Circular Economy Solutions
Beiser argues that solving the resource crisis requires more than recycling—it demands reuse and redesign to extend product life and maximize material use, a model known as the Circular Economy.
The current linear model—“extract, produce, consume, dispose”—has fueled a culture of rapid consumption, resource depletion, and waste. In contrast, a circular economy emphasizes reuse, repair, remanufacturing, and resale, reducing the pressure on mines, cutting waste, and creating green jobs in repair and second-hand industries.
To move toward this model, companies are adopting sustainable design principles—making products easier to disassemble and repair. The sharing economy and “product-as-a-service” models also incentivize manufacturers to create durable goods, since they retain ownership and responsibility. Creative recycling, or upcycling, turns old materials into higher-value products.
Still, challenges remain: corporate resistance from profit models built on fast turnover, high redesign costs, and the lack of comprehensive global regulations promoting circularity.
Conclusion: Managing the Inevitable
Beiser concludes that governments, companies, and societies must confront the resource crisis head-on to ensure a sustainable future built on clean energy and circular economic systems. The first step is acknowledging a hard truth: there is no perfectly clean energy. Every alternative carries a cost. The solution is not to stop mining altogether but to manage it more intelligently and equitably.
Global policy must balance rising mineral demand with local justice. Most resources are extracted from poor nations but benefit rich ones. Fair distribution of profits and respect for local communities are essential to prevent future resource wars.

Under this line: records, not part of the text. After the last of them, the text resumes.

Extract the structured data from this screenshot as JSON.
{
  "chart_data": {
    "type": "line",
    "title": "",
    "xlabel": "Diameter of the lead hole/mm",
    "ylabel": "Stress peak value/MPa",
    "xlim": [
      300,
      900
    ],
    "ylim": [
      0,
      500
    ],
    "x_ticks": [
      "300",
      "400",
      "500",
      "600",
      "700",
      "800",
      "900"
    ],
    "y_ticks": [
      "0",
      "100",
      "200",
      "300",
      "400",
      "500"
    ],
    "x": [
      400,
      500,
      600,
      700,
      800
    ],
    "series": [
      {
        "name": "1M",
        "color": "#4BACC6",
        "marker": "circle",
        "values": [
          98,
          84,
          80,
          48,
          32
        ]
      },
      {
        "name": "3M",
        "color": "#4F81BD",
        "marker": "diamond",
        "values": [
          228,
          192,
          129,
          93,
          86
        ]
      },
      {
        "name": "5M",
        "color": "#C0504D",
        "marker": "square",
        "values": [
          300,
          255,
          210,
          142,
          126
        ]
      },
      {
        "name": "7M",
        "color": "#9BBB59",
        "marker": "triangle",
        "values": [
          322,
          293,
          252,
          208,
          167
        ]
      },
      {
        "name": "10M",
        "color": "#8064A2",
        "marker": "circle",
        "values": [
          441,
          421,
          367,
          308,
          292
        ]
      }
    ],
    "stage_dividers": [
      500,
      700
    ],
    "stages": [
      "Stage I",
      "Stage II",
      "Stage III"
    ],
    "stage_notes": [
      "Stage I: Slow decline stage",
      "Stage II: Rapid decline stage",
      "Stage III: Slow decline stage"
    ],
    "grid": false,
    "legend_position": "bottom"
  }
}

Governments must enforce strict environmental standards for mining firms, fund research into renewable technologies, and incentivize circular innovation through tax breaks and green financing. Consumers, too, play a direct role: by reducing unnecessary consumption, reusing devices, and supporting sustainable brands—every purchase becomes a vote shaping the economy of tomorrow.
Source:
Vince Beiser, Power Metal: The Race for the Resources That Will Shape the Future, Riverhead Books, 2024.